Before our night ride in May, my husband and I had enjoyed biking various segments of the trail by day. Converted from a former railroad bed, the trail runs between Ankeny, a Des Moines suburb, and four small towns to the north and west, Sheldahl, Slater, Madrid and Woodward, about 237 miles south of the Twin Cities. The trail's first 23 miles opened in fall 2008.
Largely flat with easy pedaling (although crosswinds can make it feel more like resistance training), the trail includes long stretches through classic Iowa countryside, with sights both bucolic and prosaic: a farmhouse on a gravel road, fields sprouting green shoots of corn, enormous John Deere combines, a cow standing in muddy water.
We like picnicking in the sleepy little park in Sheldahl (pop. about 317), with its fold-up bandstand, and visiting the Town & Country Market inside an ivy-covered brick building in Slater's two-block business district.
Hints of coal mining past
During our day rides, we have always been bowled over by "the Bridge." Billed as one of the world's largest trail bridges, it offers spectacular 5-mile views of the Des Moines River winding through a wide grassy valley with tree-lined sandy bluffs.
We love the reconstructed bridge's sculptural flourishes, which pay homage to the area's coal mining past.
Flanking the entrances are 42-foot limestone towers veined with black bands, representing seams of coal. Laid out at rotating angles are 41 square-shaped arches that form an open-air tunnel, representing the cribbing that supports a coal mine shaft. (At night, a section of the arches is lit in blue, intensifying the fun-house effect.)
The bridge's overlooks have informational panels highlighting the area's cultural and natural history. So does an adjacent lookout on what little is left of an earlier bridge the railroad built in 1912, high atop steel posts and crossbeams, aka trestles (hence the trail's name). The current bridge is a do-over of a 1973 railroad bridge built atop 130-foot concrete piers.
This time, though, beginning our ride at 5 p.m. on a Saturday -- so we'd be at the bridge by about 9 p.m. -- added much more drama. It wasn't just the adventure of getting to the bridge as night fell.

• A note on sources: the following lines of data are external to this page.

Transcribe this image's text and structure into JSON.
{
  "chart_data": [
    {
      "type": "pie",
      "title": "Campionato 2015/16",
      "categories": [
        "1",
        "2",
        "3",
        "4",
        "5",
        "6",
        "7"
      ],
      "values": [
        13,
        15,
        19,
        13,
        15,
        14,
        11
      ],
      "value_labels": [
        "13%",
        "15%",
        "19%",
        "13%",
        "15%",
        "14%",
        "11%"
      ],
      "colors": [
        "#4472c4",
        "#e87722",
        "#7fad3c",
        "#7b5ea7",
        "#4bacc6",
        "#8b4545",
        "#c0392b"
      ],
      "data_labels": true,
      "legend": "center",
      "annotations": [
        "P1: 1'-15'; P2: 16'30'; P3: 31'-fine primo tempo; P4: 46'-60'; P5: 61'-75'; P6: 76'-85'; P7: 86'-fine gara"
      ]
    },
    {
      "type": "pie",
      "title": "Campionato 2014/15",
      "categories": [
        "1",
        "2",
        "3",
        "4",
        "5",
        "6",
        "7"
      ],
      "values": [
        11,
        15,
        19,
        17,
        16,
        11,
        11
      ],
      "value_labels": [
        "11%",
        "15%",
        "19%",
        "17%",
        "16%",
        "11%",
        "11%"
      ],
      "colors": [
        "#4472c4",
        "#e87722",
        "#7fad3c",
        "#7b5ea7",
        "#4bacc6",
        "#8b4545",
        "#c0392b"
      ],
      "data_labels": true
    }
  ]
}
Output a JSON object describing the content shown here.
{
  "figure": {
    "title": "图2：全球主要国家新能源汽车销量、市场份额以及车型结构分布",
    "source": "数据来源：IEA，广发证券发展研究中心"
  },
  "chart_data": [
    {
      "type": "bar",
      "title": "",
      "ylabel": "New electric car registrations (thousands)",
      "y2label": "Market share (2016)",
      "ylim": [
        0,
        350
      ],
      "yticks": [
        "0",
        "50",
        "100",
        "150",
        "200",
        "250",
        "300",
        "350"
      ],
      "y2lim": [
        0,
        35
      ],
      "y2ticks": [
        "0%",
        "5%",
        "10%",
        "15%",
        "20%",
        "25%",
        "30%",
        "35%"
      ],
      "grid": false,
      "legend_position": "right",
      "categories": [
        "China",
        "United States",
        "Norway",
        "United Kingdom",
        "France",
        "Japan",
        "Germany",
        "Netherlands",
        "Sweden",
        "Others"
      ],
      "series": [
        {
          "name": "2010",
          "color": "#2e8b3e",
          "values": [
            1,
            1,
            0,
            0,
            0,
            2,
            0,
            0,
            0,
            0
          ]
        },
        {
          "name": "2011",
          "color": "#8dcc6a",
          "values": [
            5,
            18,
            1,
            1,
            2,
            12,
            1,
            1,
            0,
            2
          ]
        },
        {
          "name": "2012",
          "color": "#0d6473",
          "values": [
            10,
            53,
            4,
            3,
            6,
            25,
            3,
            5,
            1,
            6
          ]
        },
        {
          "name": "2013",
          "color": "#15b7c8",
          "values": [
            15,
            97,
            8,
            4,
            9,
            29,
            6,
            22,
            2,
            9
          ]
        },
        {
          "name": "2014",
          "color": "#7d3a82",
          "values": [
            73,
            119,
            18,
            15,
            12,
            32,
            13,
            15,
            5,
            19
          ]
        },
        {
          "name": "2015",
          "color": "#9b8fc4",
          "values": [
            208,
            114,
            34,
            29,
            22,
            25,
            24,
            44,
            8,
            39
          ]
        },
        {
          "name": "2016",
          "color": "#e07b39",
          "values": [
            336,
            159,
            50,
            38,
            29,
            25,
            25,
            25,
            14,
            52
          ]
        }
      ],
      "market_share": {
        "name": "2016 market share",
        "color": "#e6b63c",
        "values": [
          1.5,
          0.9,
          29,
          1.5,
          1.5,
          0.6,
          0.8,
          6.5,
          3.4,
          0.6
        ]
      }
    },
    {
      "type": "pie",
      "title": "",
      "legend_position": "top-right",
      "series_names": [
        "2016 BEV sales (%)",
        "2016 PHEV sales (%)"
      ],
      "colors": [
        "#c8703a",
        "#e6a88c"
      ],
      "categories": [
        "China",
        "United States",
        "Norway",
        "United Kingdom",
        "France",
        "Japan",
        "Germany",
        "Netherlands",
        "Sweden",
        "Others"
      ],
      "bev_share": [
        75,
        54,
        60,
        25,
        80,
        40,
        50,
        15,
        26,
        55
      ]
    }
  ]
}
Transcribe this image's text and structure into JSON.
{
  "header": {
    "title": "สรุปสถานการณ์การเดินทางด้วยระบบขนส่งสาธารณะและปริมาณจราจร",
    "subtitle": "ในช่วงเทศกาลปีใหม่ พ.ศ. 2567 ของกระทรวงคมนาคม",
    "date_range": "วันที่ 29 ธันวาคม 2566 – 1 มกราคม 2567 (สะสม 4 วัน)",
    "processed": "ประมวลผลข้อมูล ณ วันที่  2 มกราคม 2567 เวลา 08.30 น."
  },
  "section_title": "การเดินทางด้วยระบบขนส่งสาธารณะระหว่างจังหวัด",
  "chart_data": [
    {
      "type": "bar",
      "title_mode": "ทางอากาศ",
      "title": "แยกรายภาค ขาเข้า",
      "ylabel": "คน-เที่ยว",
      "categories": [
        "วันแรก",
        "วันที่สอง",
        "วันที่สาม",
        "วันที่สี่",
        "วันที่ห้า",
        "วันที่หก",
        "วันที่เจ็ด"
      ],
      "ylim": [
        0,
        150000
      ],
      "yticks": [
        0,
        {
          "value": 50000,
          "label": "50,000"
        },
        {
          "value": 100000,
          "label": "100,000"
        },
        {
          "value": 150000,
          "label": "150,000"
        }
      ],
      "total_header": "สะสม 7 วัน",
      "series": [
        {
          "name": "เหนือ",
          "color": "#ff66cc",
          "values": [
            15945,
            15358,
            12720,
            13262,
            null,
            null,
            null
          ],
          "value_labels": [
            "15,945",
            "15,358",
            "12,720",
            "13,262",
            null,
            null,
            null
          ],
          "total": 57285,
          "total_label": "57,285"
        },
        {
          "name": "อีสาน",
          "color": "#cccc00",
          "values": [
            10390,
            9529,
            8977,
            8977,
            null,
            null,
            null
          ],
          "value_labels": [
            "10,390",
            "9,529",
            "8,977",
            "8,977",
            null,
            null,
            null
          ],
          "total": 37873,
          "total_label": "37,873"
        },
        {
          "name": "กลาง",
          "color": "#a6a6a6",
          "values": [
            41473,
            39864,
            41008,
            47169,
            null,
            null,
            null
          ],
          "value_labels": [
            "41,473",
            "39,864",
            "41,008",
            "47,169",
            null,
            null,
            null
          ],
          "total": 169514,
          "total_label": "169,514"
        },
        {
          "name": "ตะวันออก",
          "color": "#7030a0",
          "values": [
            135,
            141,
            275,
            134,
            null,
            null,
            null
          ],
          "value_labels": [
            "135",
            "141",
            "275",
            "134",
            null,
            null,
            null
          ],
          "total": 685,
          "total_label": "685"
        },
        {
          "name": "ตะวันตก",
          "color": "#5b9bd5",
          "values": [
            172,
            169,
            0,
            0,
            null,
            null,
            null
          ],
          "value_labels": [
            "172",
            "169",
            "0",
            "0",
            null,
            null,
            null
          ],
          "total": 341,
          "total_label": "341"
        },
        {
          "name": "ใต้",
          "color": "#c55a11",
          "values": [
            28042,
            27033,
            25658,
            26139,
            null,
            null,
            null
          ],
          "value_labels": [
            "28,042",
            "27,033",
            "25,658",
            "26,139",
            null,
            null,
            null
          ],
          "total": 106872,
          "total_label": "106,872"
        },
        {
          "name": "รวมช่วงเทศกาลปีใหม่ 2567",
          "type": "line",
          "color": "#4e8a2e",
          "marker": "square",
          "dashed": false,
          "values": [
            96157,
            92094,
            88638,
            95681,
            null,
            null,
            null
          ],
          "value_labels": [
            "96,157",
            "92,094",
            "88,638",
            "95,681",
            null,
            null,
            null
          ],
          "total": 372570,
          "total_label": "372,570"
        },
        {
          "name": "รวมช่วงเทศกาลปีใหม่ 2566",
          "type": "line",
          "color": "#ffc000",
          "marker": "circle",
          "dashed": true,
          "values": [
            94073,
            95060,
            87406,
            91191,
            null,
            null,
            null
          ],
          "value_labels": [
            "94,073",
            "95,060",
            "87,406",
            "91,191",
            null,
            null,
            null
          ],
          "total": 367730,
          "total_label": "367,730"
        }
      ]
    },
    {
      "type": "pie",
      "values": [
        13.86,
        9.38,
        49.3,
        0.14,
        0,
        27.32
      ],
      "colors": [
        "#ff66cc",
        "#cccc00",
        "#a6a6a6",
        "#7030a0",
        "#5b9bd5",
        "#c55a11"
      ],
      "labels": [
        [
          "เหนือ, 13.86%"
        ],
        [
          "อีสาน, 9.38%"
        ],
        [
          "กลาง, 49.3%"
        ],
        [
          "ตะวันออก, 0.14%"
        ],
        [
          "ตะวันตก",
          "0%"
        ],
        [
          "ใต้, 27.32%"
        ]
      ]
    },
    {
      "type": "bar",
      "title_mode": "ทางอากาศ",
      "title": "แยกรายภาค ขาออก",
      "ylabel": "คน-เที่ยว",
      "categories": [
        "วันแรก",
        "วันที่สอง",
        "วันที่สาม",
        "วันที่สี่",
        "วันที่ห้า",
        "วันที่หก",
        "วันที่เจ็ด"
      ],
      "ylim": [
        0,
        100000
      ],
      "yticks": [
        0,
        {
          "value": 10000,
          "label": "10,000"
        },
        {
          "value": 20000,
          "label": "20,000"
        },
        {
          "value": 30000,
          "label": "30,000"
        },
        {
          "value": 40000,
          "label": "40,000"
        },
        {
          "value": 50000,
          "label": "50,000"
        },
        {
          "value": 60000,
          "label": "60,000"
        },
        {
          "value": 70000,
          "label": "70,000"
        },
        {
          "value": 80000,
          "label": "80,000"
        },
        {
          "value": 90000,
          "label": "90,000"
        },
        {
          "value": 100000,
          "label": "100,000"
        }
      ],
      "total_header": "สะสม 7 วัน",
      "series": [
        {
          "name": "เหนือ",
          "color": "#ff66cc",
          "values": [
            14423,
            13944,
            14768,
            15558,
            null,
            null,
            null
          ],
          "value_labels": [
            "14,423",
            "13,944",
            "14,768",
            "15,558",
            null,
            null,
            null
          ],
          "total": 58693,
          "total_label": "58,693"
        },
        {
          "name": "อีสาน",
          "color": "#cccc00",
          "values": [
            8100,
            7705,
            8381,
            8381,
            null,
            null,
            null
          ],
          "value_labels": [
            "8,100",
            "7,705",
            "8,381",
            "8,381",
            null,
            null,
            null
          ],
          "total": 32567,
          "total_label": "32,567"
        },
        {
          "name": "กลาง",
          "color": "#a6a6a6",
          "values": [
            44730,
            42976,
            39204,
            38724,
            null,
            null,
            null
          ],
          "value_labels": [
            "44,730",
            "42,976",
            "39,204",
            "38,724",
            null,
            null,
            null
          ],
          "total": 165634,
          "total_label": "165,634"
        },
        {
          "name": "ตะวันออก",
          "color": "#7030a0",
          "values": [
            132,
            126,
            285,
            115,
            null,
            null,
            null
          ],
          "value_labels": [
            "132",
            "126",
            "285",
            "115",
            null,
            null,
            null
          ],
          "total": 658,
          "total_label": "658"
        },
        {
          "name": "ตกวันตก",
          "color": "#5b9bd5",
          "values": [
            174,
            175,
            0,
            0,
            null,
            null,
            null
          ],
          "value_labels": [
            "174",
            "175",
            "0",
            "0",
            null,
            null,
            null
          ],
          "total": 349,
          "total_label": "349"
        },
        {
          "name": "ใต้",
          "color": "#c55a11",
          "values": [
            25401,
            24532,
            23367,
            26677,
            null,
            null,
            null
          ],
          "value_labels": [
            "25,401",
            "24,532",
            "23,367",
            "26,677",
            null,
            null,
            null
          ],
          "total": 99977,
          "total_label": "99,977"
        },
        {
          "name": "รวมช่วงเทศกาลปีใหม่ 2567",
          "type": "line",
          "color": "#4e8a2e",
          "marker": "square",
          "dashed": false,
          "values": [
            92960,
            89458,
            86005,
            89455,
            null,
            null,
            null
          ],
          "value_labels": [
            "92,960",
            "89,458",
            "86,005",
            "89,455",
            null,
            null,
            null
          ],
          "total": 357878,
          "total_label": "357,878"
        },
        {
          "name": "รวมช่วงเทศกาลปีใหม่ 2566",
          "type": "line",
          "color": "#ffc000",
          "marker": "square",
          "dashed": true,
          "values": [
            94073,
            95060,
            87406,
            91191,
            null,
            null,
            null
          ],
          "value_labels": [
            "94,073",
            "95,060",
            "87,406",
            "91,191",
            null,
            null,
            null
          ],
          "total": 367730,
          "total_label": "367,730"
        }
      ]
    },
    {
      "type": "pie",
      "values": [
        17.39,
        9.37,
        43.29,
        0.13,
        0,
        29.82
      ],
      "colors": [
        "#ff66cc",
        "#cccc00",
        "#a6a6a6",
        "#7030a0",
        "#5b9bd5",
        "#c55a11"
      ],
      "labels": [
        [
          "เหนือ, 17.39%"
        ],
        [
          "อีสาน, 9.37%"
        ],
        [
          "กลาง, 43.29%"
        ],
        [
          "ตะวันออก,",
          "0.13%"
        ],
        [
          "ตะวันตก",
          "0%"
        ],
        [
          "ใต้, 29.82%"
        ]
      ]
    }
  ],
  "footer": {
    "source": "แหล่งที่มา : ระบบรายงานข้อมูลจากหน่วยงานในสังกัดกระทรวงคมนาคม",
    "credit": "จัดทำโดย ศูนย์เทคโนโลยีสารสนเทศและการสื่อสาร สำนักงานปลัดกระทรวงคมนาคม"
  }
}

The pink, blue and yellow sunset literally cast the landscape in a different light.
We also timed our 24-mile roundtrip ride between Woodward and Slater so we could linger at two trail-side bars, the Nite Hawk, which opened in March in Slater (try the homemade potato chips), and the year-old Flat Tire Lounge in Madrid.
At both, spandex-clad cyclists crowded around outdoor tables, reminding me of the proudly sweaty riders during RAGBRAI, the "[Des Moines] Register's Annual Great Bike Ride Across Iowa." Minnesotans made up 5.5 percent of 2011's 10,000 riders, the third largest state group, and the High Trestle Trail was a popular side trip. The route for this year's 40th RAGBRAI in July didn't go as close.
Because no roads lead to the bridge and because it's in the middle of nowhere -- midway along the trail's western-most 5.6-mile stretch between Madrid and Woodward -- the journey to get there feels like you're on a pilgrimage to a hidden shrine, especially in the still of night as you encounter other cyclists and walkers heading the same way.
Most people had lights (often stronger than mine) but a few didn't, making them hard to spot until they were unnervingly near. But somehow we all ended up on the bridge, with a full moon above us and the vast shadowy valley below, part of the awestruck crowd.
Betsy Rubiner, a Des Moines-based writer, contributed to the travel book "The New York Times 36 Hours America."